Sorry if you don't like what I have posted but the only person that can change things is yourself.0 -
Yes, I've told him he acts like a 13 year old teenage throwing a tantrum because mummy wants him to clean his room instead of playing video games more than once.
I've got home and he hasn't touched the kitchen and has apparently spent eight hours installing a hard wired Internet cable and taking a microwave to the tip. I bloody despair.0 -
If he doesn't want to be given a list of things to do, why not suggest he writes a list of chores for you both and divides it up between you. It would be interesting to see what he thinks a fair division of labour is.

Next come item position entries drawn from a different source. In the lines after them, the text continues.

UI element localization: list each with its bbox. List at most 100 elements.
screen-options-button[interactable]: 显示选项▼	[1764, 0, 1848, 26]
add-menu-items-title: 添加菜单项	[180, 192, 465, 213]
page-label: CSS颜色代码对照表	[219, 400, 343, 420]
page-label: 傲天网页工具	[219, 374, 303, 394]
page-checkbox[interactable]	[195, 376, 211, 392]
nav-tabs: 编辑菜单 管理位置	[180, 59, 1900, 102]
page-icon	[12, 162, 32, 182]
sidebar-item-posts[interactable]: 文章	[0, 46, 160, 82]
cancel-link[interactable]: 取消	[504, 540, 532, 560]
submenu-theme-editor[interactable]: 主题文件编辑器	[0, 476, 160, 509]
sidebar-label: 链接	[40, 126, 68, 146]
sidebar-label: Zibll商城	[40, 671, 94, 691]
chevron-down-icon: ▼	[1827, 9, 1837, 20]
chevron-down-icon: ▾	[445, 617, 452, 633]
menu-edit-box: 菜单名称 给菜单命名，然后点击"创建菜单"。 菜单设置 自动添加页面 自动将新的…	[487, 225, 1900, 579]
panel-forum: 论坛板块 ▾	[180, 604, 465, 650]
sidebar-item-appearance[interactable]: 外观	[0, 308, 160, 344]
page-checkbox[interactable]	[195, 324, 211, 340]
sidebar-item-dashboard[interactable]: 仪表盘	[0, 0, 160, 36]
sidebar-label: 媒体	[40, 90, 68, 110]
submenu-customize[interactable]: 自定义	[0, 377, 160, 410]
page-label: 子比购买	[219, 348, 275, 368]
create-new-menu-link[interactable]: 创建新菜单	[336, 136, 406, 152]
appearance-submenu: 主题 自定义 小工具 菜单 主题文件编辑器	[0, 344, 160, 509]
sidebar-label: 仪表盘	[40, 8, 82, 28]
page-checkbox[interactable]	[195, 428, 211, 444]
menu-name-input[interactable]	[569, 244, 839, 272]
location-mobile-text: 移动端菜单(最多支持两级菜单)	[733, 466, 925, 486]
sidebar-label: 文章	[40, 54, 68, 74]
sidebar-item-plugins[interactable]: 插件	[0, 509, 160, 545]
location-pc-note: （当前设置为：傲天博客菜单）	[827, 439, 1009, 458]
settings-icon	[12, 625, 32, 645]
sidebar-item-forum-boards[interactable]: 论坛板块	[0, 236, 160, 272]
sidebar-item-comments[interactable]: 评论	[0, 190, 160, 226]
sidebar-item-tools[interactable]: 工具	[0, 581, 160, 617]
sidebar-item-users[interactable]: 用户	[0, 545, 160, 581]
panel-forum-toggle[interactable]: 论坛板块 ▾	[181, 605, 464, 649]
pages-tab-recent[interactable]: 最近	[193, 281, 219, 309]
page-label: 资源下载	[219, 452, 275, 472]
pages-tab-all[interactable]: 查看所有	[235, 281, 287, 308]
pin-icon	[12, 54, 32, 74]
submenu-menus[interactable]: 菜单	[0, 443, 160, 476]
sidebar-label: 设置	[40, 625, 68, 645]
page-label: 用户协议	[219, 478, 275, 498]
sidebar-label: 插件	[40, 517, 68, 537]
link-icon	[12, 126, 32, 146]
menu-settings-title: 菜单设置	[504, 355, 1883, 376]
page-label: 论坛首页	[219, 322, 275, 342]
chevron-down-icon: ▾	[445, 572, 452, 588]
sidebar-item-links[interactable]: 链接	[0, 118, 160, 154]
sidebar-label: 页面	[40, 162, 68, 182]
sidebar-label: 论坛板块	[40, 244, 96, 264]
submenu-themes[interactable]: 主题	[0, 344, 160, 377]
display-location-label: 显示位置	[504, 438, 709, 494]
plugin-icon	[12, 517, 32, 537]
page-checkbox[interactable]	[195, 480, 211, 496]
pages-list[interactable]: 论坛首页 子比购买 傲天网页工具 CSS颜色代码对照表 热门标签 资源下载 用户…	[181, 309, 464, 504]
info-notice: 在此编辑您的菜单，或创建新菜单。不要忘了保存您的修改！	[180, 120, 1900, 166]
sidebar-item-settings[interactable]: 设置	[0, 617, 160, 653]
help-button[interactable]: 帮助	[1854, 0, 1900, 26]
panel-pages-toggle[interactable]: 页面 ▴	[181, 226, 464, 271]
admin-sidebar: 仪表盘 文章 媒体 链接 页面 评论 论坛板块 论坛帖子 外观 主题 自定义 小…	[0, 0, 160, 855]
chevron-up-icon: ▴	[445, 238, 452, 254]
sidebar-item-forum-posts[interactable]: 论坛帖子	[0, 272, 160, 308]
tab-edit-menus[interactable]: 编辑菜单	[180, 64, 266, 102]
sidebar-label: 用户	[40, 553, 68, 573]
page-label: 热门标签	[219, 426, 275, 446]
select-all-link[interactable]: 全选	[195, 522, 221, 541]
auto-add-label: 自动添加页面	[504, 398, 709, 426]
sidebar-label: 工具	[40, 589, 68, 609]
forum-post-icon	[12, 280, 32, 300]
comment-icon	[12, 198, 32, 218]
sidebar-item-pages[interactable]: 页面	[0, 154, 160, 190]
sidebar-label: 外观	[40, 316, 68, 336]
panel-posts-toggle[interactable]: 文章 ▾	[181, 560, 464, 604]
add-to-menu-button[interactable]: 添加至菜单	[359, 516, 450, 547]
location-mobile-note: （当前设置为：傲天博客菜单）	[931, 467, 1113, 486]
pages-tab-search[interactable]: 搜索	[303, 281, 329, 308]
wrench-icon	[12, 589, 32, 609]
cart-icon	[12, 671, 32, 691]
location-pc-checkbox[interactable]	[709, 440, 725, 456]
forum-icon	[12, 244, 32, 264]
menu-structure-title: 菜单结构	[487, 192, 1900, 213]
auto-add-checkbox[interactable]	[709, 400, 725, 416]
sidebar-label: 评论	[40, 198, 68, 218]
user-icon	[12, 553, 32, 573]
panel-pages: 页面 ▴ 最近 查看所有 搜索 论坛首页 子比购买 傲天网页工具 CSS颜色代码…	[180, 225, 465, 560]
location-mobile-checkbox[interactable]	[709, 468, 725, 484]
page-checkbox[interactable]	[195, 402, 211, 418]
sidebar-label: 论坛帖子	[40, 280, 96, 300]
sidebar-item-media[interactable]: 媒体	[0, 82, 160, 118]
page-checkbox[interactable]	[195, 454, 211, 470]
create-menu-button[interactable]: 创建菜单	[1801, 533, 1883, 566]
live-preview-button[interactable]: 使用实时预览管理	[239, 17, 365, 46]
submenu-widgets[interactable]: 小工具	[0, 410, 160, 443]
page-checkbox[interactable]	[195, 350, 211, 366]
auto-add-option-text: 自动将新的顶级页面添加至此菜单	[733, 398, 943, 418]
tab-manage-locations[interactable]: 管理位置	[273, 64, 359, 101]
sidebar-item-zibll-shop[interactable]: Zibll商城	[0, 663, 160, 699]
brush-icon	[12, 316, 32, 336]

Tell him you'll give him a week to see if he sticks to the list that he's created, and if at the end of the week he's still expecting you to do his half of the chores as well as your own, you'll want him to stay with friends/family for a while whilst you consider whether the relationship can work.Mortgage when started: £330,995
“Two possibilities exist: either we are alone in the Universe or we are not. Both are equally terrifying.” Arthur C. Clarke0 -
He didn't respond to any of that, except with a cryptic, "Well, I wouldn't eat for other reasons."
Don't respond to that comment. Certainly don't ask him to explain it. That's what he wants.
I had a friend exactly like this. He'd once been diagnosed with depression / anxiety and he then thought he had a ready-made excuse for everything on earth. Nothing was ever his fault. No-one understood. He was just a self-pitying, lazy !!!!, to be quite frank.
He used to make cryptic comments similar to the above as well, hoping to inspire interest and sympathy. When he realised I was fed up with him and was starting to withdraw contact, he sent me a text out of the blue saying "Yeah, the chemo starts on Thursday. Feeling a bit rough but it will only get worse...." He then sent a text immediately afterwards saying "Sorry, I sent that to you by mistake!" Yeah, right. I didn't respond, and guess what? No chemo, no illness, just another pathetic attempt to make the world revolve around him.